Ma ce l’abbiamo fatta, ogni volta alzando i numeri, e, se posso, l’asticella.
Non elenco tutto quello che è stato fatto, e che va al di là delle singole presentazioni dei singoli libri. Ma basta compulsare gli archivi o fare appello alla propria memoria, e ricordare che abbiamo portato quello che non c’era, i mondi che non avevano parola, e soprattutto un modo diverso di lavorare.

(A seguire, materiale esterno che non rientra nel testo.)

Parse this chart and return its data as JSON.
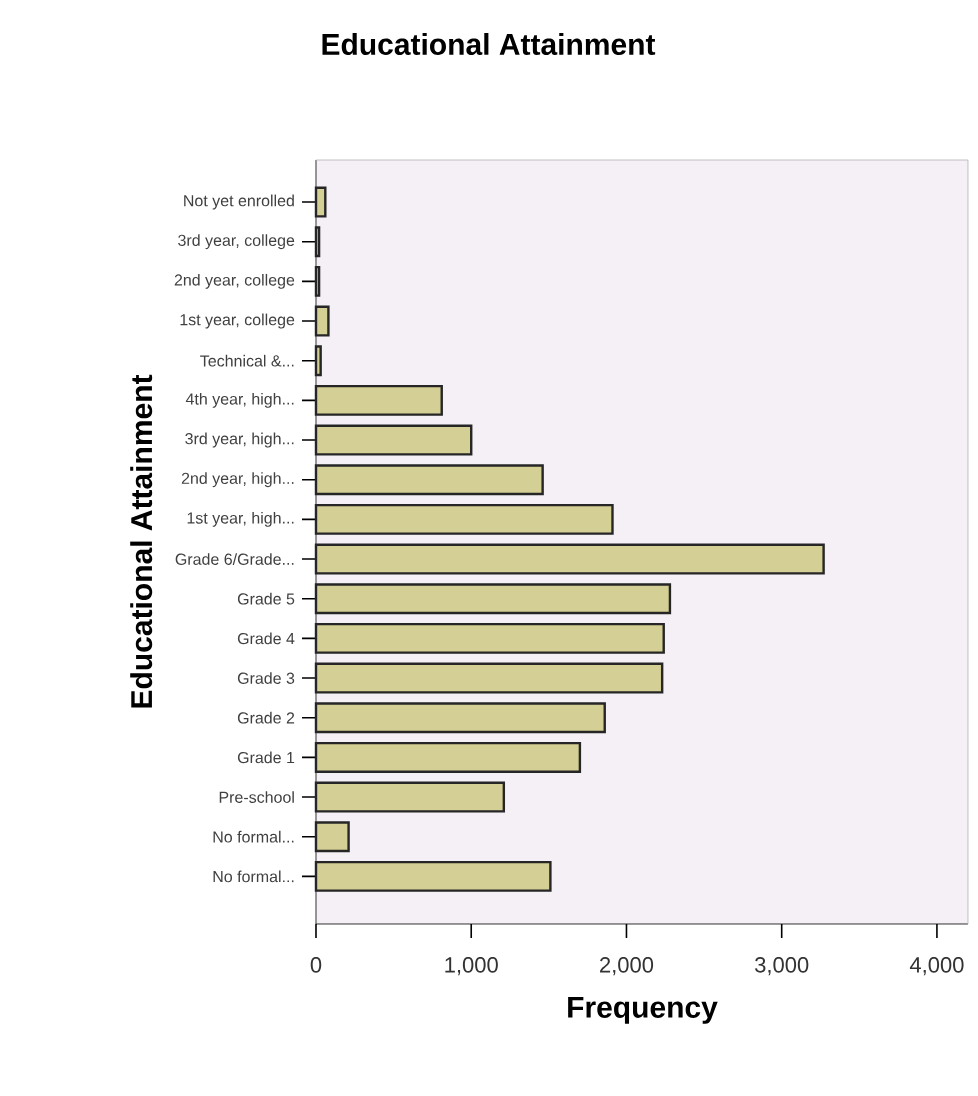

Oggi mi è ricapitato sotto gli occhi il post di Stefano Petrocchi a commento della prima edizione. Lo trovo bellissimo:
“Perché di rado si produce quello di cui tanti di ritorno da Torino hanno parlato: qualcosa come una “mente centrale” (per dirla con Stevens) in cui scrittori, editori e lettori s’incontrano sperimentando uno “stare insieme” che in sé è già “abbastanza”. Accade, si dirà, in molti festival e occasioni consimili. Senz’altro, ma le circostanze da cui è nato questo Salone hanno moltiplicato la risonanza simbolica dell’evento (e per una volta si può usare la parola senza sentirla consumata dalla lingua dei comunicati stampa). La seconda: Nicola usa toni e argomenti né consueti né convenzionali, proietta il suo discorso in un ambito sovranazionale, trova in quello “stare insieme” che si è prodotto nei corridoi e nelle sale del Lingotto, come negli eventi off, un’idea di vita associata da tradurre in progetto culturale e politico. Dice anche che la domanda per quel tipo di progetto c’è già, quello che manca – ma forse s’intravede – è l’offerta. Volano molto alte le parole di Nicola e però hanno un senso altrettanto concreto. Indicano – se non sbaglio – una visione e una prassi alla sinistra di questo Paese”.
Questo è stato il Salone di Nicola e del gruppo. Qualunque cosa avvenga a partire da oggi, sarà importante ma sarà diverso. E ringrazio per averlo vissuto. Mille e mille volte.